10. The decoder arrangement according to claim 8 wherein the noise generator implements an approximation of an Infinite Impulse Response filter.

11. The decoder arrangement according to claim 8 wherein the noise generator generates noise in accordance with decoded pictures and bit stream information supplied from the decoder.

12. The decoder arrangement according to claim 8 wherein the bit stream information comprises a quantization parameter.

13. The decoder arrangement according to claim 8 further including a second picture store for storing an N×N pixel block picture average, where N is an integer, for use by the noise generator.
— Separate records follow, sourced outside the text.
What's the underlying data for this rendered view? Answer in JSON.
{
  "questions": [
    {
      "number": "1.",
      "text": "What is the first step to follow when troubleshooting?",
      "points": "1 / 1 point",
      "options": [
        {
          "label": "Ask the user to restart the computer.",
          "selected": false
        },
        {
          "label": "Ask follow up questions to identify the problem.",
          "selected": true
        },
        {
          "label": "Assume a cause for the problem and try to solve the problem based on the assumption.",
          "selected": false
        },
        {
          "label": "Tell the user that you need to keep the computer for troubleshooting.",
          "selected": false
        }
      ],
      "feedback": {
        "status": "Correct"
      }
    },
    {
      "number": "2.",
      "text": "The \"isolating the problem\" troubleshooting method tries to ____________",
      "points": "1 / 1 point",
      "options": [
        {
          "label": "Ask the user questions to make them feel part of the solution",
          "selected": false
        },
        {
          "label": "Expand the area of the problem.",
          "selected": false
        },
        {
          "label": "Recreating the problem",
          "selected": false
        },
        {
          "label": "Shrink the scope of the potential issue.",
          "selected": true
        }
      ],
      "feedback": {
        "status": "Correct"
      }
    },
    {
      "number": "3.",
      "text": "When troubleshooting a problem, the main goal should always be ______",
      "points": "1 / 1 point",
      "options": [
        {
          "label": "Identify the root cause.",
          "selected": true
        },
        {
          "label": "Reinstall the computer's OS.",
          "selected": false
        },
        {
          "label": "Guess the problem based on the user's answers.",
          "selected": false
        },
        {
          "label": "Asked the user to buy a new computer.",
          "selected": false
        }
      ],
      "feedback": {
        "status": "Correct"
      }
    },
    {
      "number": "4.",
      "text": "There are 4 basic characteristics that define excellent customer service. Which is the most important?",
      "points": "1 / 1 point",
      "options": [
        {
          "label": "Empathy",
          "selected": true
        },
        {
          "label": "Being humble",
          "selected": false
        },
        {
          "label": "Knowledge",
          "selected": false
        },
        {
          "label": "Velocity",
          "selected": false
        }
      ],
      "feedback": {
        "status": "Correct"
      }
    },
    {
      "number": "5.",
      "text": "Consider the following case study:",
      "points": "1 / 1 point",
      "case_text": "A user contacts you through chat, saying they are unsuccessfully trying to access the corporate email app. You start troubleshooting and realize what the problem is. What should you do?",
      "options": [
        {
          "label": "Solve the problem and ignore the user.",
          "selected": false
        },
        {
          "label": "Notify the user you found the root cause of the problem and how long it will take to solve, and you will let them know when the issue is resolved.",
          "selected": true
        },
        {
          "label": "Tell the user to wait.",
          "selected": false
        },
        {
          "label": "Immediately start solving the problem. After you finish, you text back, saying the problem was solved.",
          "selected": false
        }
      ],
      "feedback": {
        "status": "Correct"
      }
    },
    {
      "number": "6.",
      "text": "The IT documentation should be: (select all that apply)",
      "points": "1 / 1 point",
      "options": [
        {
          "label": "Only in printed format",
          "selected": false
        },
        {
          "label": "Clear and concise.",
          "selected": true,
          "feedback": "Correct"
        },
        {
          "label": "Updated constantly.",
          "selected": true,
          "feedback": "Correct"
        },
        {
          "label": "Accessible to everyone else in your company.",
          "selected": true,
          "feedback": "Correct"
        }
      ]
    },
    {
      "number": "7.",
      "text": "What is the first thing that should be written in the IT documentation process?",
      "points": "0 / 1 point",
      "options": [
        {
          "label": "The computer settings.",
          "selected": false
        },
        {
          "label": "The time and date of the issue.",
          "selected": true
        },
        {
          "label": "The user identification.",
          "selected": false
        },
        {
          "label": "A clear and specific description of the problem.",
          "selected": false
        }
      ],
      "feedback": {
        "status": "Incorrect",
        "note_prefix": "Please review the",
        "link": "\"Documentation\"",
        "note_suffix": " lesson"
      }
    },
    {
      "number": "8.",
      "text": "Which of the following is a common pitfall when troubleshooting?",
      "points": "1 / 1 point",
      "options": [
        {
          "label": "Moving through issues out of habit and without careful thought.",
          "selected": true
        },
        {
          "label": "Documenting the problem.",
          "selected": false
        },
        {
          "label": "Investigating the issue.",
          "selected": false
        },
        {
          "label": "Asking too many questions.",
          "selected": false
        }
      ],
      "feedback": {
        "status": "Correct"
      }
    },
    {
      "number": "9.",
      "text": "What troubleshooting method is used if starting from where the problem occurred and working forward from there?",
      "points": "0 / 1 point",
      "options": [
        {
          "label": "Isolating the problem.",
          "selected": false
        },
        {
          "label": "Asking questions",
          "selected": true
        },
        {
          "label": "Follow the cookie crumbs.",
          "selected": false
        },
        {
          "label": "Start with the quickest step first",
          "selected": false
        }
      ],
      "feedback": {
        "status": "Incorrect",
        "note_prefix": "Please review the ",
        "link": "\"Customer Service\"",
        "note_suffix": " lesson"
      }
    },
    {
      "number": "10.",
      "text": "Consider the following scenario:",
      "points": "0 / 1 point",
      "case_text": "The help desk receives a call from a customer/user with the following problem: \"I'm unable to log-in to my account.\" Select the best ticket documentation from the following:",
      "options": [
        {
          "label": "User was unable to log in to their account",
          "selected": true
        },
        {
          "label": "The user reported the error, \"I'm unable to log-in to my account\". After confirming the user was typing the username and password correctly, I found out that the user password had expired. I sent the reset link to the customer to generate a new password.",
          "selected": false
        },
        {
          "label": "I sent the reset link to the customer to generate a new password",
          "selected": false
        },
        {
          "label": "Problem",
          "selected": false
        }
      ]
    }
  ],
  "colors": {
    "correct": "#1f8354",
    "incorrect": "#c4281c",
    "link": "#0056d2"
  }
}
14. A decoder arrangement for decoding a coded video stream to yield reduced artifacts, comprising:

a reference picture store for at least one storing at least one previously decoded picture for use by the decoder in decoding future pictures,

a noise generator noise for generating noise in accordance with decoded pictures and bit stream information from the decoder for addition to at least one pixel in decoded in an amount correlated to additive noise of at least one pixel in a prior picture;

a picture store for storing an N×N pixel block picture average, where N is an integer, for use by the noise generator. a summing block for summing the noise generated by the noise generator with a decoded picture from the decoder; and

15. The decoder arrangement according to claim 20 wherein the noise generator implements an instantiation of a Finite Impulse Response filter.